The Hero of Currie Road: Complete Short Pieces, by Alan Paton (Umuzi, 2008)
[Review originally published in Afrikaans in Rapport, 24 August 2008]
The Hero of Currie Road collects a variety of short pieces by Alan Paton: short stories, biographical pieces and the odd miscellania, all from Debbie Go Home/ Tales from a Troubled Land (1961) and Knocking on the Door (1975). In short, all Paton’s short pieces are now available in one volume. The end pages include brief notes about either a story’s print publication date or when it was read first by Paton, and so the volume is a convenient source for literary historians.
Not having been a fan of Cry, the Beloved Country when I was a university student, and therefore not having read any Paton beyond that, I nevertheless approached the volume with a degree of openness. Youth, after all, can be blind in its passions.
The volume opens with an “Interview with Himself”, in which Paton asserts both the autonomy of the art of storytelling, as well as the necessity of the art reflecting the real world. In other words, the art of storytelling will not be art if it does not also reflect the real world, or issues in the real world. In the South Africa of his time – and beyond, right up to the present – that means an art of storytelling fully aware of the world in which it is told.
The story that then strikes me as the best example of what Paton means is “The Magistrate’s Daughter”. Set in a rural dorp, the protagonist is a blacksmith’s teenage son, Archie Garland, who falls hopelessly in love with Hermione, the magistrate’s daughter. As Archie eventually wins an invitation to tennis from Hermione’s brother, his experiences at the magistrate’s house indicate an uneasy relationship between a rural aristocracy (magistrate and the rich farmers) and people like his father, an artisan. The critique of class and social distinctions are not delivered with hammer blows, but are rendered as natural aspects of the story. Even Archie’s sister’s critiques of class distinctions are made a natural part of the storytelling because, in the story, she teases him about Hermione’s unattainability.

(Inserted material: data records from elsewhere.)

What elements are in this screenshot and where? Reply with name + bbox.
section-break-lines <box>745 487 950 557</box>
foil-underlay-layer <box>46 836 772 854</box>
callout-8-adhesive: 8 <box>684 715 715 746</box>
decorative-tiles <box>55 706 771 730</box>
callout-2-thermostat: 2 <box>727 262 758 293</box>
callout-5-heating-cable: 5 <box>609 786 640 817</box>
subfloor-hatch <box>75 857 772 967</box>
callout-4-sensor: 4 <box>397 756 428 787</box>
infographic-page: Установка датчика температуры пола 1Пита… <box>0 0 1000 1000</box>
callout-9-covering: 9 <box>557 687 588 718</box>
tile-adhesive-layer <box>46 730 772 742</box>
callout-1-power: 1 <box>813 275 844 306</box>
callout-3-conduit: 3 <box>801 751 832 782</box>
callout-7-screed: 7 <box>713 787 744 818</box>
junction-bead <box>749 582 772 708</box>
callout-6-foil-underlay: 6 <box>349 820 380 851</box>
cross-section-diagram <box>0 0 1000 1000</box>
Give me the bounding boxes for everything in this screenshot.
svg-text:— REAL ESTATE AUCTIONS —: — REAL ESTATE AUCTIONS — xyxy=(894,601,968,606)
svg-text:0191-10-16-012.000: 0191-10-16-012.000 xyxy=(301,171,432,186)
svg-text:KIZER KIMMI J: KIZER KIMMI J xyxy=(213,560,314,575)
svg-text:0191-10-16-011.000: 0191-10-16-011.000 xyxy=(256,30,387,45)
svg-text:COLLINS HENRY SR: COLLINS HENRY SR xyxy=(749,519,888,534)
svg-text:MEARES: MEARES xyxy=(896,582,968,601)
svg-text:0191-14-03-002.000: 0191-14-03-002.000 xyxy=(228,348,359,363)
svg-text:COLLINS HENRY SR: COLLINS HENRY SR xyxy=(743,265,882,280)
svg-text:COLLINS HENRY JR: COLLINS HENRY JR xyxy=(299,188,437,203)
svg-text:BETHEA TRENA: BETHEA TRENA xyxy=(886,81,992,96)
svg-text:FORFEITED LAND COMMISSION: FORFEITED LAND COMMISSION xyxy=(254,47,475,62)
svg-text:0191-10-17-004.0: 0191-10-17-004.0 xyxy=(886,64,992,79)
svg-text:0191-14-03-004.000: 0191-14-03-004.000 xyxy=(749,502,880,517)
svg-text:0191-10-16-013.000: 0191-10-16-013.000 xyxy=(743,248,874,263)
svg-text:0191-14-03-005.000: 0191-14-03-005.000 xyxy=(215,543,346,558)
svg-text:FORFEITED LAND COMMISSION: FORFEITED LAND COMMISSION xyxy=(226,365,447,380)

It is a poignant story, made more so by the strange and estranging feel of an old world time, a rural social world clearly aligned on old British colonial lines. And even if the story has an air of quaint innocence to it, you know that Archie will hurt for a long time afterwards, because the hurt, the character, the plot, all are rendered as believable.
But the quaint innocence mars other pieces, especially the various autobiographical pieces from Paton’s experiences as principal at Diepkloof Reformatory. While structurally, and necessarily, in a paternal relationship with his wards, Paton has all the good intentions in the world, but he approaches problems with some of the boys with such innocence and ignorance, that he cannot see his own paternalism. In “Death of a Tsotsi”, Spike speaks to the principal about being threatened by others if he reforms. Specifically, the process of reform is seen by Spike’s threatening friend as going “back to being a child”, and Paton’s response to it is woefully inadequate: “You are going forward to being a man.”
The point here is that, for all his good intentions, Paton is scuttled by the fact that he does not know and understand this other, black world for which he seeks to act honourably and justly, and ends up, really, in his position as paternalistic Liberal. It is indeed like a parent trying to help a troubled child, but having no clue as to what the trouble really is. His views on the effects of dagga are, for instance, quite laughable:
And that of course is the great sign, after the smell of weed itself; for the humble come out with sudden insolence, and the obedient with sudden disobedience, the open-hearted become secretive, the gay sullen. (“The Divided House”)
While one, naturally, has to read with some sensitivity towards the period, one also reads to see how much past writers see beyond their period. Paton was perhaps caught up in his politics of good intentions without understanding, actually, the world around him.